New Nanotechnology Could Take the Hassle, Risk Out of Maintenance Medicine — If you’re one of the one in four adults suffering from chronic pain, you know that taking daily doses of medication can be a pain in itself. Making sure you have your pills when you need them, taking them on time, remembering to get your prescription filled — the “maintenance” part of taking maintenance medication isn’t just annoying, it also can create challenges that lead to less effective results. That’s just one reason to get excited about a new, biodegradable, thin film that can deliver a steady dose of medication to the body — in some cases for up to a year! Another reason? Because the film can be applied near the affected area — thus eliminating the full-body treatment of oral medications — this method could drastically decrease the risk of side effects.
Doctor and Student Develop iOS App to Help Ease Patient Pain — A Duquesne University student and an Allegheny Health Network (AHN) doctor have teamed up to create an app designed to help doctors ease the pain of their patients. The app, known as “Palliative Care Fast Facts,” provides information on a wide variety of conditions and treatments, which doctors can use to treat patients. According to AHN sources, since its release, the app has been downloaded more than 1,000 times and has been well received by the medical community.
Ambitious Design Aims to Revolutionize Prosthetic Movement Through Memory, Imagination — This “future of health care” may be far into the future, but researchers are working to develop a prosthetic arm controllable through memory and imagination. In theory, a memory in the user’s mind would be enough to get the prosthetic arm to perform an action. For instance, to pick up a fork, you would need to remember what it was like to pick up a fork, and use your imagination to replicate that action. Big challenges must be overcome in the sending, receiving and translating of electrical signals between the brain and prosthetic arm, so a functional model is still a long way off, but researchers believe this kind of technology could be within our reach.

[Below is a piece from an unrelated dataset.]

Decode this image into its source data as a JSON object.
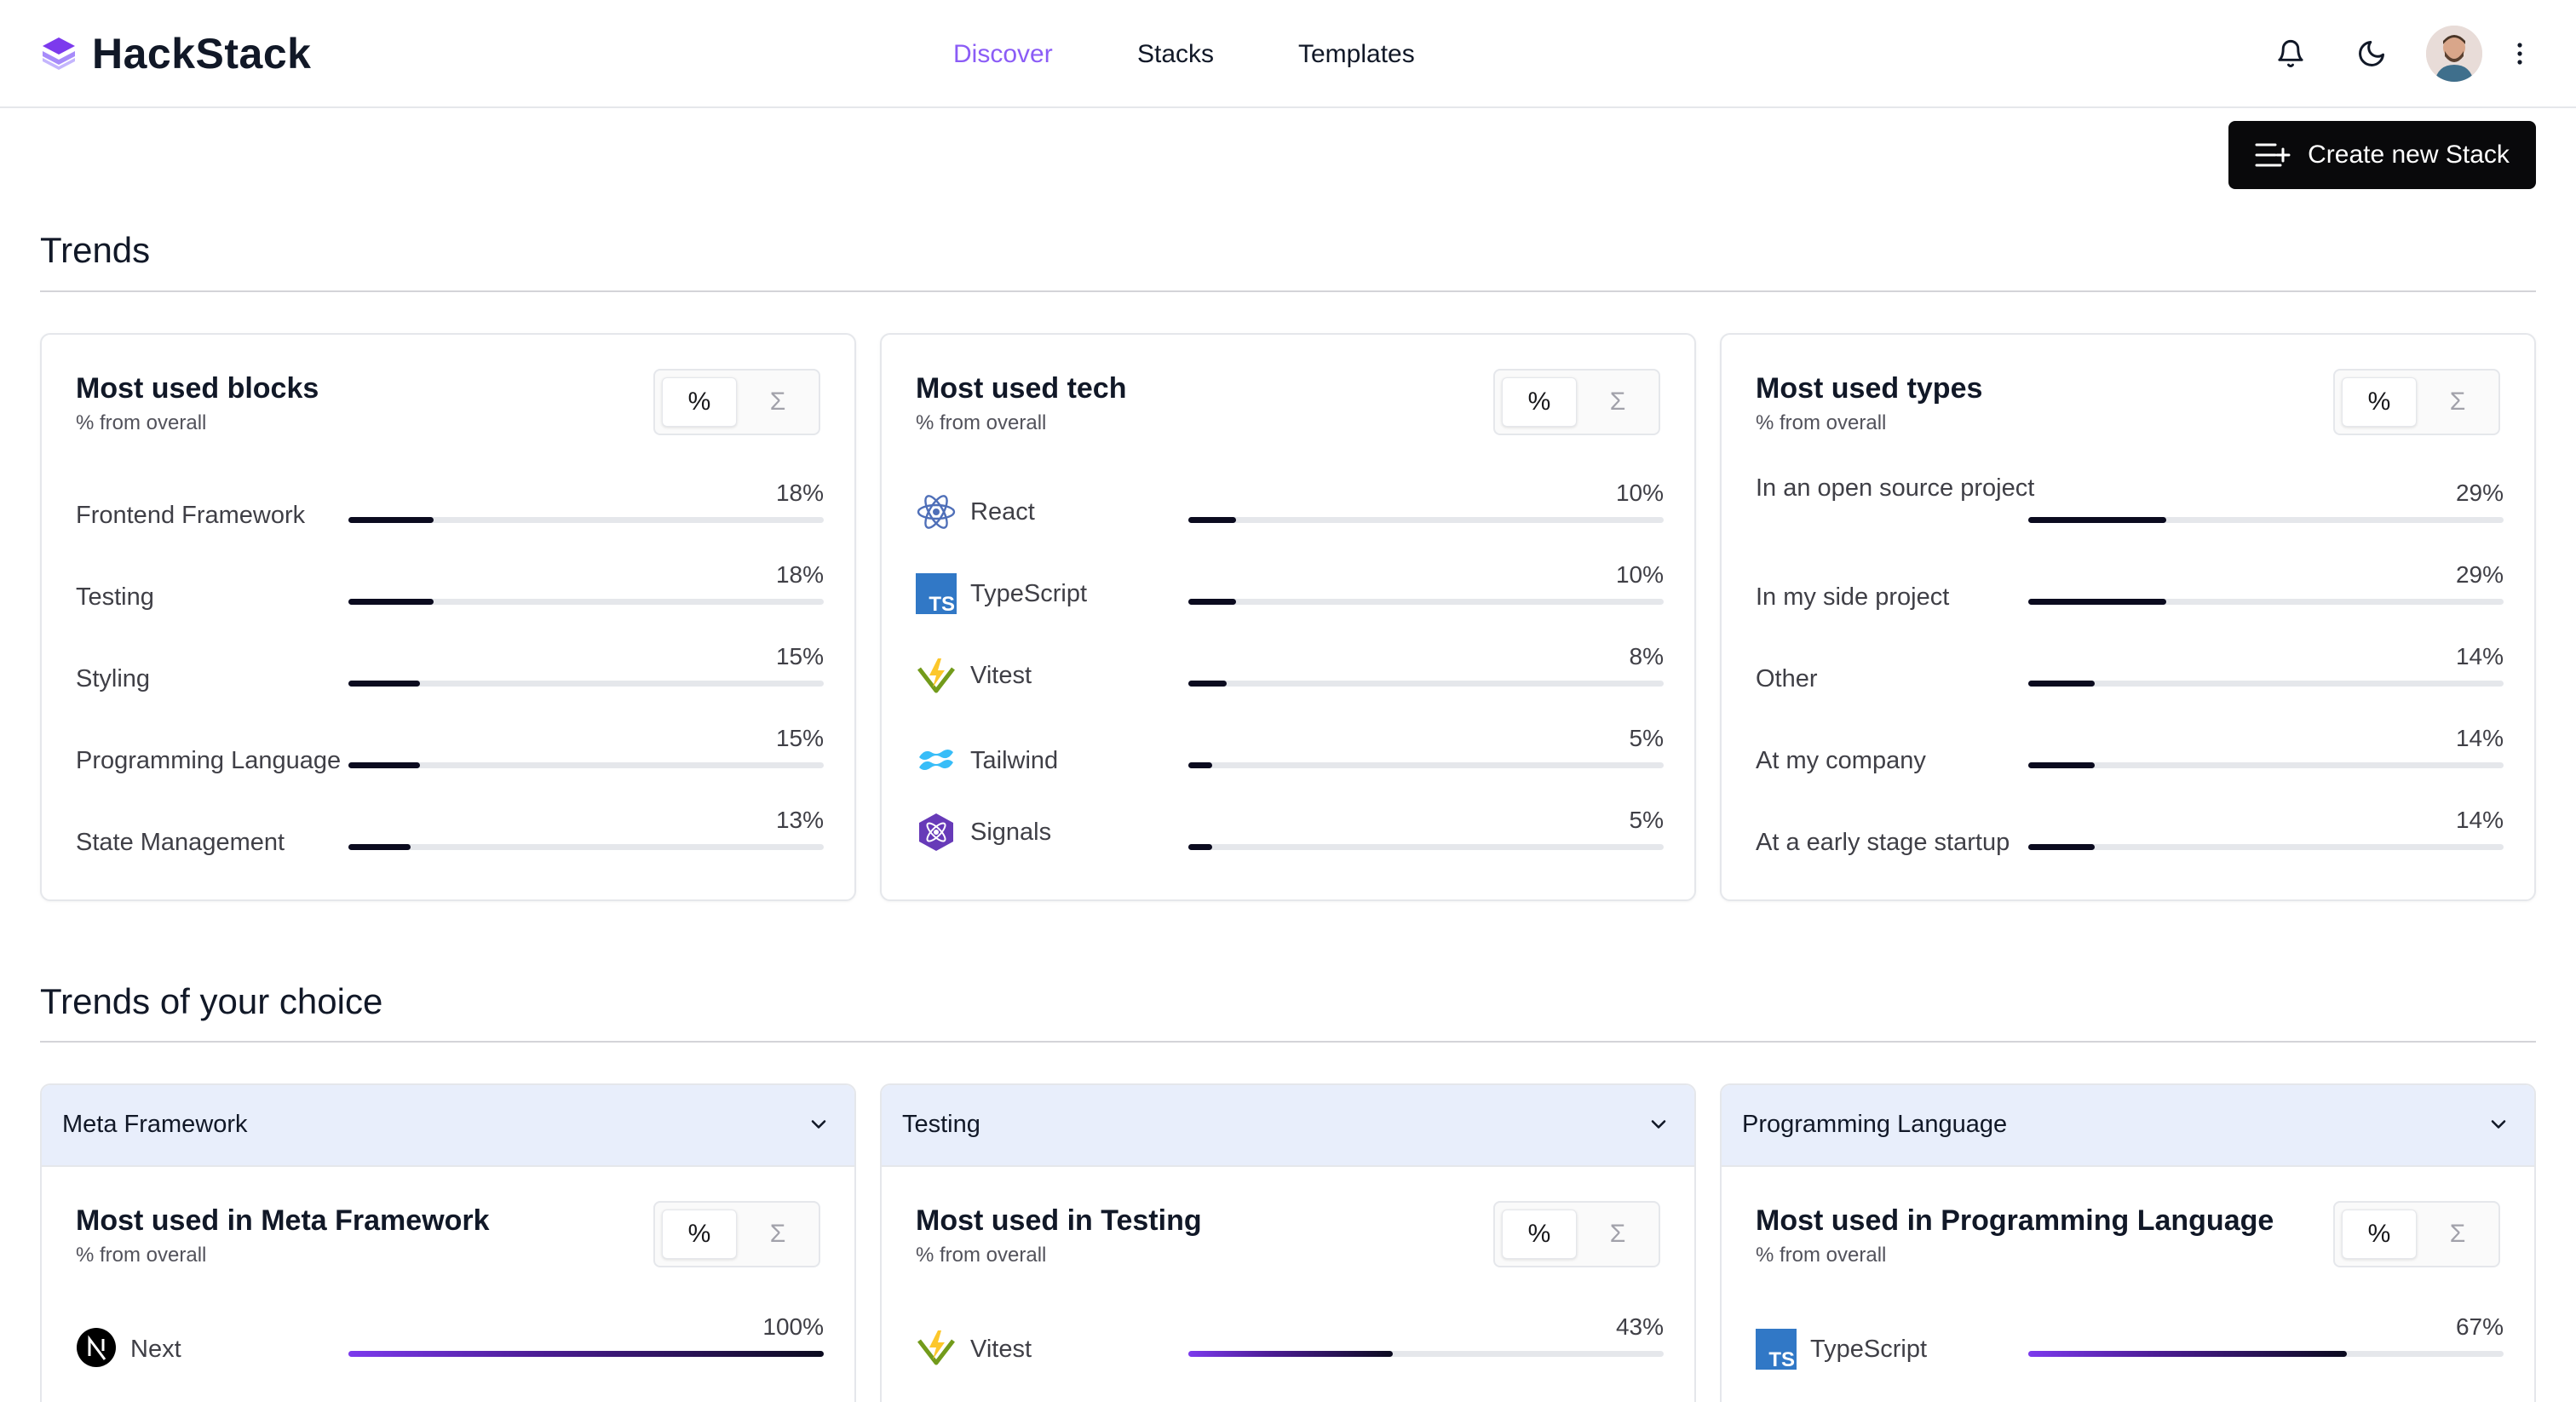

Contraceptive Microchip Could Make Starting, Stopping Birth Control as Easy as Pressing a Button — At present, even long-term contraceptives like IUDs and implants have to be replaced every few months or years, and deciding you want to start a family can require a doctor’s visit or procedure first. A new contraceptive microchip looks to change that, however, allowing women to activate or deactivate the delivery of hormones with a wireless remote. This gives women more complete control over starting and stopping their birth control regimen, allowing for easier family planning.
Allegheny Valley Hospital Launches PA’s First EMS Telemedicine Program — Allegheny Valley Hospital, part of the Allegheny Health Network (AHN), is now the first (and only, at this point) hospital in Pennsylvania to offer a pre-hospital, EMS “Telemedicine” program. The program, which employs live video streaming technology, allows patients at home to speak directly to emergency room physicians, letting EMS providers assist patients who may not need or want to go to an emergency room. As AHN’s vice president of pre-hospital care states, this innovation not only serves the needs of patients today, it “is just the beginning of how we will be using telemedicine in our health care system in the coming years.”